I managed to compute $P(X_1>X_2>X_3)$ as follows but the same technique does not seems to be working for 4 variables since I cannot change variables in an efficient way. For the case with 3 random variables I can show that

$P(X_1>X_2>X_3)=\int \int \int_{x_1>x_2>x_3} f_1(x_1)f_2(x_2)f_3(x_3)dx_1dx_2dx_3 =\int_{-\infty}^{\infty}dx_3 \int_{x_3}^{\infty}dx_2 \int_{x_2}^{\infty}f_1(x_1)f_2(x_2)f_3(x_3)=\int_{-\infty}^{\infty}dx_3 \int_{x_3}^{\infty}f_2(x_2)f_3(x_3)[1-F_1(x_2)]dx_2=\int_{-\infty}^{\infty}dx_2\int_{-\infty}^{x_2}f_2(x_2)f_3(x_3)[1-F_1(x_2)]dx_3=\int_{-\infty}^{\infty} F_3(x_2)[1-F_1(x_2)]f_2(x_2)dx_2=\int_{-\infty}^{\infty}F_3(y)[1-F_1(y)]f_2(y)dy$

In the case of 4 variables I am unable to change the variables in a nice way to get a simplifies expression as above.
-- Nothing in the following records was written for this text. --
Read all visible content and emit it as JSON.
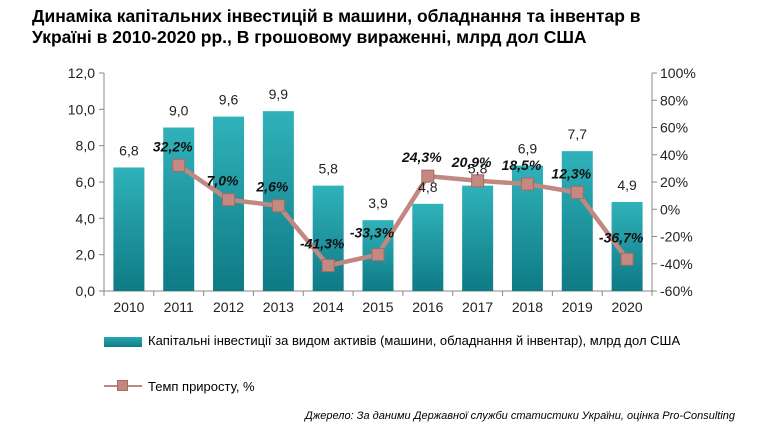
{
  "title": "Динаміка капітальних інвестицій в машини, обладнання та інвентар в\nУкраїні в 2010-2020 рр., В грошовому вираженні, млрд дол США",
  "source": "Джерело: За даними Державної служби статистики України, оцінка Pro-Consulting",
  "chart_data": {
    "type": "bar",
    "categories": [
      "2010",
      "2011",
      "2012",
      "2013",
      "2014",
      "2015",
      "2016",
      "2017",
      "2018",
      "2019",
      "2020"
    ],
    "series": [
      {
        "name": "Капітальні інвестиції за видом активів (машини,  обладнання  й інвентар), млрд дол США",
        "type": "bar",
        "axis": "left",
        "values": [
          6.8,
          9.0,
          9.6,
          9.9,
          5.8,
          3.9,
          4.8,
          5.8,
          6.9,
          7.7,
          4.9
        ],
        "labels": [
          "6,8",
          "9,0",
          "9,6",
          "9,9",
          "5,8",
          "3,9",
          "4,8",
          "5,8",
          "6,9",
          "7,7",
          "4,9"
        ],
        "color": "#1a9aa3"
      },
      {
        "name": "Темп приросту, %",
        "type": "line",
        "axis": "right",
        "values": [
          null,
          32.2,
          7.0,
          2.6,
          -41.3,
          -33.3,
          24.3,
          20.9,
          18.5,
          12.3,
          -36.7
        ],
        "labels": [
          "",
          "32,2%",
          "7,0%",
          "2,6%",
          "-41,3%",
          "-33,3%",
          "24,3%",
          "20,9%",
          "18,5%",
          "12,3%",
          "-36,7%"
        ],
        "color": "#c08880"
      }
    ],
    "y_left": {
      "range": [
        0,
        12
      ],
      "ticks": [
        0,
        2,
        4,
        6,
        8,
        10,
        12
      ],
      "tick_labels": [
        "0,0",
        "2,0",
        "4,0",
        "6,0",
        "8,0",
        "10,0",
        "12,0"
      ]
    },
    "y_right": {
      "range": [
        -60,
        100
      ],
      "ticks": [
        -60,
        -40,
        -20,
        0,
        20,
        40,
        60,
        80,
        100
      ],
      "tick_labels": [
        "-60%",
        "-40%",
        "-20%",
        "0%",
        "20%",
        "40%",
        "60%",
        "80%",
        "100%"
      ]
    },
    "grid": false,
    "legend_position": "bottom-left"
  }
}
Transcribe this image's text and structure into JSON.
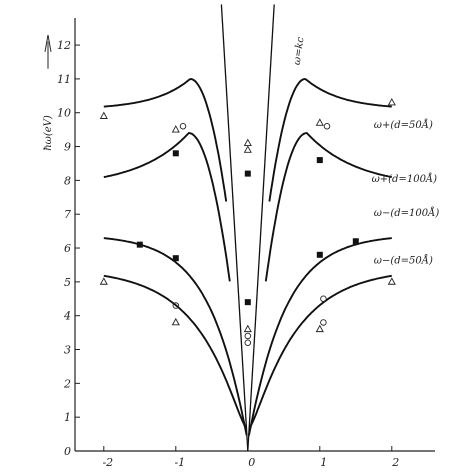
{
  "chart_data": {
    "type": "scatter",
    "title": "",
    "ylabel": "ħω(eV)",
    "xlabel": "",
    "x_ticks": [
      "-2",
      "-1",
      "0",
      "1",
      "2"
    ],
    "y_ticks": [
      "0",
      "1",
      "2",
      "3",
      "4",
      "5",
      "6",
      "7",
      "8",
      "9",
      "10",
      "11",
      "12"
    ],
    "xlim": [
      -2.4,
      2.6
    ],
    "ylim": [
      0,
      12.8
    ],
    "grid": false,
    "legend": "none",
    "curve_labels": {
      "light_line": "ω=kc",
      "upper_50": "ω+(d=50Å)",
      "upper_100": "ω+(d=100Å)",
      "lower_100": "ω−(d=100Å)",
      "lower_50": "ω−(d=50Å)"
    },
    "series": [
      {
        "marker": "square",
        "x": [
          -1.5,
          -1.0,
          -1.0,
          0.0,
          0.0,
          1.0,
          1.0,
          1.5
        ],
        "y": [
          6.1,
          5.7,
          8.8,
          4.4,
          8.2,
          5.8,
          8.6,
          6.2
        ]
      },
      {
        "marker": "triangle",
        "x": [
          -2.0,
          -2.0,
          -1.0,
          -1.0,
          0.0,
          0.0,
          0.0,
          1.0,
          1.0,
          2.0,
          2.0
        ],
        "y": [
          5.0,
          9.9,
          9.5,
          3.8,
          3.6,
          8.9,
          9.1,
          3.6,
          9.7,
          5.0,
          10.3
        ]
      },
      {
        "marker": "circle",
        "x": [
          -0.9,
          -1.0,
          0.0,
          0.0,
          1.05,
          1.05,
          1.1
        ],
        "y": [
          9.6,
          4.3,
          3.2,
          3.4,
          4.5,
          3.8,
          9.6
        ]
      }
    ]
  }
}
Can somebody help me here?

Answer 1

\begin{align} &\mathbb{P}\left(X_1>X_2>X_3>X_4\right)\\ &=\int_{x_1>x_2>x_3>x_4}f(x_1)f(x_2)f(x_3)f(x_4){\rm d}x_1{\rm d}x_2{\rm d}x_3{\rm d}x_4\\ &=\int_{-\infty}^{\infty}f(x_1){\rm d}x_1\int_{-\infty}^{x_1}f(x_2){\rm d}x_2\int_{-\infty}^{x_2}f(x_3){\rm d}x_3\int_{-\infty}^{x_3}f(x_4){\rm d}x_4\\ &=\int_{-\infty}^{\infty}f(x_1){\rm d}x_1\int_{-\infty}^{x_1}f(x_2){\rm d}x_2\int_{-\infty}^{x_2}F(x_3)f(x_3){\rm d}x_3\\ &=\int_{-\infty}^{\infty}f(x_1){\rm d}x_1\int_{-\infty}^{x_1}f(x_2){\rm d}x_2\int_{-\infty}^{x_2}F(x_3){\rm d}F(x_3)\\ &=\int_{-\infty}^{\infty}f(x_1){\rm d}x_1\int_{-\infty}^{x_1}\frac{1}{2}F^2(x_2)f(x_2){\rm d}x_2\\ &=\int_{-\infty}^{\infty}f(x_1){\rm d}x_1\int_{-\infty}^{x_1}\frac{1}{2}F^2(x_2){\rm d}F(x_2)\\ &=\int_{-\infty}^{\infty}\frac{1}{6}F^3(x_1)f(x_1){\rm d}x_1\\ &=\int_{-\infty}^{\infty}\frac{1}{6}F^3(x_1){\rm d}F(x_1)\\ &=\frac{1}{24}F^4(x)|_{-\infty}^{\infty}\\ &=\frac{1}{24}. \end{align}

Answer 2

It is an iterated integral such as this

$$P(X_1\ge X_2\ge X_3\ge X_4) = \int_{x_4=-\infty}^{\infty}\int_{x_4}^{\infty}\int_{x_3}^{\infty}\int_{x_2}^{\infty} \dfrac{1}{\sqrt{16\pi^4\sigma_1\sigma_2\sigma_3\sigma_4}}e^{-{\sum_{i=1}^{4} \dfrac{(x_i-\mu_i)^2}{2\sigma_i^2}}}dx_1dx_2dx_3dx_4$$

$\int_{c=-\infty}^{\infty}\int_{c}^{\infty}\int_{b}^{\infty} \dfrac{1}{\sqrt{8\pi^3}}e^{-{\frac{(a^{2}+b^{2}+c^{2})}{2}}}dadbdc =\frac{1}{6}$

http://www.wolframalpha.com/input/?i=%5Cint_%7Bc%3D-%5Cinfty%7D%5E%7B%5Cinfty%7D%5Cint_%7Bc%7D%5E%7B%5Cinfty%7D%5Cint_%7Bb%7D%5E%7B%5Cinfty%7D+(1%2Fsqrt(8%5Cpi%5E3))e%5E%7B-%7B(a%5E%7B2%7D%2Bb%5E%7B2%7D%2Bc%5E%7B2%7D)%2F2%7D%7Ddadbdc

when all $a, b, c$ are $N(0,1)$ just like somebody mentioned above for four variables.

Answer 3

Interestingly, if $X_1,X_2,\ldots,X_n$ are normal and mutually independent, you can show that $$\mathbf P(X_1 > X_2>X_3 > \ldots > X_n) = \frac{1}{n!}$$ using essentially the same approach as in @hypernova's answer.